No momento em que eu absorvo a infeliz idéia de que o poder, a honra e a glória são minhas e não de Deus, estarei entrando numa cadeia de desconforto espiritual no meu relacionamento com Deus e com as pessoas. Quando isso acontece, eu começo a produzir idéias de autodefesa e auto-justificativas para os meus erros. Segundo, as pessoas adoecidas por esse tipo de espiritualidade funesta desenvolvem uma soberba revestida de cólera e traduzida como zelo religioso. Presunção, orgulho, egoísmo. 

Esses aspectos religiosos as levam a andarem à margem do verdadeiro Evangelho. A olharem para uns com psicastênico olhar de desprezo. E, para outros, com absoluto interesse e esperteza. Se afastam daqueles que necessitam realmente de hombridade e apoio cristão. E se aproximam daqueles dos quais podem arrancar alguma coisa: dinheiro ou possibilidade de se auto-projetarem. Tal espiritualidade evangélica é funesta e faz milhares de vítimas com desventura e desprezo. 

            Mas o que seria vaidade espiritual? Talvez uma… “aleluia, irmão”, que não representa absolutamente nada. Um louvor igrejeiro carregado de emoções carnais. Uma soberbice imbecil que narcisiza o próprio indivíduo num antipático culto à personalidade. Ufa! Tá cheio disso por aí. Há pastores e líderes bestas cuja soberba o conduz a um túnel escuro e obscuro, onde vão ter de se rebolar para explicarem ao Senhor da vida por que permitiram que o diabo plantasse nas suas mentes e nos seus corações brutais indiferenças contra o próximo. Por que se deixaram possuir pelo espírito de fofoquice e arrogância espiritual nas suas relações humanas. Por que esqueceram do conselho de Jesus que ordena: “ama o teu próximo como a ti mesmo”. 

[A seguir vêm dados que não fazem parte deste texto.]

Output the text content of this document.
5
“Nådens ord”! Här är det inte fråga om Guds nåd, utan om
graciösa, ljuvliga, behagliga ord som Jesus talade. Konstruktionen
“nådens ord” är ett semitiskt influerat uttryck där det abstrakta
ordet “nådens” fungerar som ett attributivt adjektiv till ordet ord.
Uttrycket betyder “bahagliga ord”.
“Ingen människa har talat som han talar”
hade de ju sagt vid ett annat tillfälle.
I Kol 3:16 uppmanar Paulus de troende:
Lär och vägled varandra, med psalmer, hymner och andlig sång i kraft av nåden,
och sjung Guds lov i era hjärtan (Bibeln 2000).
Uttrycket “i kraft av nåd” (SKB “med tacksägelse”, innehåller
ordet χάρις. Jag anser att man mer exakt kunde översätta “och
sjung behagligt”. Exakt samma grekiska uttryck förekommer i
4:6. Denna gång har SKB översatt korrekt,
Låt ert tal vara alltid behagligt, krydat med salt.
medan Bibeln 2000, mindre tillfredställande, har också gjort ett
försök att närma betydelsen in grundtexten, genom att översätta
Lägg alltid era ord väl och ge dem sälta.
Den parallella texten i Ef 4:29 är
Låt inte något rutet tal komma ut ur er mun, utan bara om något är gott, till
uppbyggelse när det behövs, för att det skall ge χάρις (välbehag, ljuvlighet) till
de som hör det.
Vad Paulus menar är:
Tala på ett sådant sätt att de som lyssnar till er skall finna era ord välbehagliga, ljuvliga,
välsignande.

Aqui em São Luís, por exemplo, tem um pastor que se deixou possuir por esse espírito de brutalidade espiritual [evangélica]. A fama e o sucesso rápido o lançaram na gaiola da presunção e da vaidade. Soberba, orgulho, egoísmo e idiossincrasia tornaram-se os principais sintomas da sua personalidade adoecida. Suas mensagens são recheadas de jargões idiotados, e de frases e pensamentos alheios pescados em livros de autores de sucesso. Sequer tem a humildade de dizer que tais frases de efeito e pensamentos livrescos não são dele. Mas ele prega como se os fosse. É plágio puro. 

Líderes assim estão à frente de grandes igrejas. Bajulando a uns e adoecendo a outros. Sempre alguma coisa sem sentido afeta, patologicamente, sua personalidade eclesiástica. Mas, para eles e para muitos do mundo evangélico, tudo é “unção”. Mesmo sem noção do que é realmente saudável, eles estão convencidos de que tudo é “unção”. O que é realmente vida em Deus está longe deles. De Erasmo (séc. XVI) a Ramon (séc. XXI), esta é uma história que não tem fim. Nem lógica. Mas acontece. E justifica por que o corpo de Cristo não tem o poder que deveria ter. Mas fica uma alerta: unção sem poder, é mera emoção e comoção.


Respostas

  1. Boa explanação querido Battista Soarez, que Deus continue abençoando tremendamente seu ministério, que nesse artigo, muitas vidas possam ser edificadas. Saiba que admiro muito seus livros e artigos.

    • Obrigado pelo comentário, Ramon. Todos os dias ouço seu programa. O pessoal do Projeto Nova Alcântara Ouve você também. Manda alô para eles.